Solemn silences are more appropriate than chattering, so err on the side of respectful silent gloom, unless the family is leading a hectic and vivid celebration of life and is trying to hold a party.

As a rule everyone hates funerals, and finds them awkward and a great many people chant "Let's get it over with," as they enter the funeral home, or church or wherever the wake is held, or the home that is sitting shiva. So if you are feeling awkward and ill at ease, you are in good company, and it doesn't mean that there is anything wrong with you, or that you are worse at this than other people are.
posted by Jane the Brown at 9:39 AM on April 2, 2022 [4 favorites]


Lots of good advice above, but I'll add one more possible topic of conversation....you mentioned that you're traveling 12 hours in order to attend this funeral. The January just prior to the COVID lockdown my Father-in-Law passed away and my Husband and I drove from Michigan to Georgia in one fell swoop to attend the service. The main topic of conversation when we chatted with non-immediate family members was our drive to Georgia, how long did it take, what was the weather like back in Michigan? (Several mourners recognized my Husband [Oh, you're {Deceased's} youngest boy! The one who moved up North!] and the conversation flowed from there. They asked questions and even laughed and made little jibes at us when we mentioned that there was snow on the ground back home about how they couldn't stand to live in such a cold place. I just smiled and chuckled along, since it saved me the trouble of making conversation. So perhaps your long travel distance might work to your conversational advantage.
posted by Oriole Adams at 12:45 PM on April 2, 2022 [2 favorites]

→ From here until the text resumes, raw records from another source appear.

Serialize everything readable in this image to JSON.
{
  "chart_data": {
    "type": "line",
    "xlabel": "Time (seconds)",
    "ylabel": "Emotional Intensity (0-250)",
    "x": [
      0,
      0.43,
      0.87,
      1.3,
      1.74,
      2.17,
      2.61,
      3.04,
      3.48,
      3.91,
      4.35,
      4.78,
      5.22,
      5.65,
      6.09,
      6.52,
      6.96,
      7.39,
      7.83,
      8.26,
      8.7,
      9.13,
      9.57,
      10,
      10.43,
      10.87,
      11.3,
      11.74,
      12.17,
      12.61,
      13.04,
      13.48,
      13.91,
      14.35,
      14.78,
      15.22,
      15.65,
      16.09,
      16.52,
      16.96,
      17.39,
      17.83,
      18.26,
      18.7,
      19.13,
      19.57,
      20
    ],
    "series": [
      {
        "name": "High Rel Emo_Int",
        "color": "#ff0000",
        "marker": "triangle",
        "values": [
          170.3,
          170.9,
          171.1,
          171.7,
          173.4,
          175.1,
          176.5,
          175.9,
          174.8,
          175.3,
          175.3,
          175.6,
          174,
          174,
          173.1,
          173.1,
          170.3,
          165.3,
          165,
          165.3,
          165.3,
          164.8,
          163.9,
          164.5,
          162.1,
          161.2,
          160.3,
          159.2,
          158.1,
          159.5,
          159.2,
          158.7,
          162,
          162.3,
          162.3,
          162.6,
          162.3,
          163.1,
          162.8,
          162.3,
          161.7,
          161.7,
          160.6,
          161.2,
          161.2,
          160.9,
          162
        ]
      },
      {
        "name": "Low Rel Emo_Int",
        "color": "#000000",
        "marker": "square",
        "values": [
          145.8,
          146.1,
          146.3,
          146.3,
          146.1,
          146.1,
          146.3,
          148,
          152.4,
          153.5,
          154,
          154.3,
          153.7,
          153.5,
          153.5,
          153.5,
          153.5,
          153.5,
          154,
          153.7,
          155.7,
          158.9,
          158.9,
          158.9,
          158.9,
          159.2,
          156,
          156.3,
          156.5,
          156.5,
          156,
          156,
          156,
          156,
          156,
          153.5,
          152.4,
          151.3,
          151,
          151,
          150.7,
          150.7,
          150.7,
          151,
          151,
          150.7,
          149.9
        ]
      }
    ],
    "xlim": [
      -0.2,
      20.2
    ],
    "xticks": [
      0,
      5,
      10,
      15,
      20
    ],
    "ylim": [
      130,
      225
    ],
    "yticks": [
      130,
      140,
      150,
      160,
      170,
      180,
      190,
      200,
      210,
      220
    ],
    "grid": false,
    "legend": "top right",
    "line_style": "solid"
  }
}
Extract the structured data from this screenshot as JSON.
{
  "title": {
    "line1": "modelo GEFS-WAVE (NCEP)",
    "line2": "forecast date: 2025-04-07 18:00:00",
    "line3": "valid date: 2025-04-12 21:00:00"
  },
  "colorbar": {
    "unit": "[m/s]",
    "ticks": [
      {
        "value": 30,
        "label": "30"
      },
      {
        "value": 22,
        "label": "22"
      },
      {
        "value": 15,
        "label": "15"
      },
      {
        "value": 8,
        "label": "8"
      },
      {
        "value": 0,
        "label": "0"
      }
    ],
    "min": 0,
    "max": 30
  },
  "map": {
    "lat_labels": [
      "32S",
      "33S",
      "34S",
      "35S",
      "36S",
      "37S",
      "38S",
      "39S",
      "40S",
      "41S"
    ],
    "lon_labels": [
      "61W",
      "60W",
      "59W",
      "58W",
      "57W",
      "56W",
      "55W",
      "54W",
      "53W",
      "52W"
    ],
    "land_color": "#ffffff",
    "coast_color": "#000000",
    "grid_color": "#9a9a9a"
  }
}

Response by poster: Thank you all so much. The reference to new clothes was for an Askme that got lost: what should I eat so that I don't get stains on my lunch shelf (big bosom) as I am rather clumsy and my big boobs prevent any spills reaching my lap. Obviously nor spaghetti or burgers or anything that drips with sauce or gravy. I have dried fruit packed for me for the trip and chips & chocolate for my brother (and water, and a Thermos and travel mugs, wipes and hand towels) .
posted by b33j at 7:47 PM on April 2, 2022


Are you travelling the 12 hours on the day of the funeral? If so, I would travel in something old and comfy, and then when you're almost at the destination go to a public bathroom (fast food place, shopping centre, train station if that's how you're travelling) and get changed into your nice new clothes there. Any food at the service/after is most likely going to be finger food and shouldn't be a stain risk.
posted by Adifferentbear at 3:10 AM on April 3, 2022 [1 favorite]


Response by poster: Day before. Should get in by 10pm. Funeral 11am on Tuesday.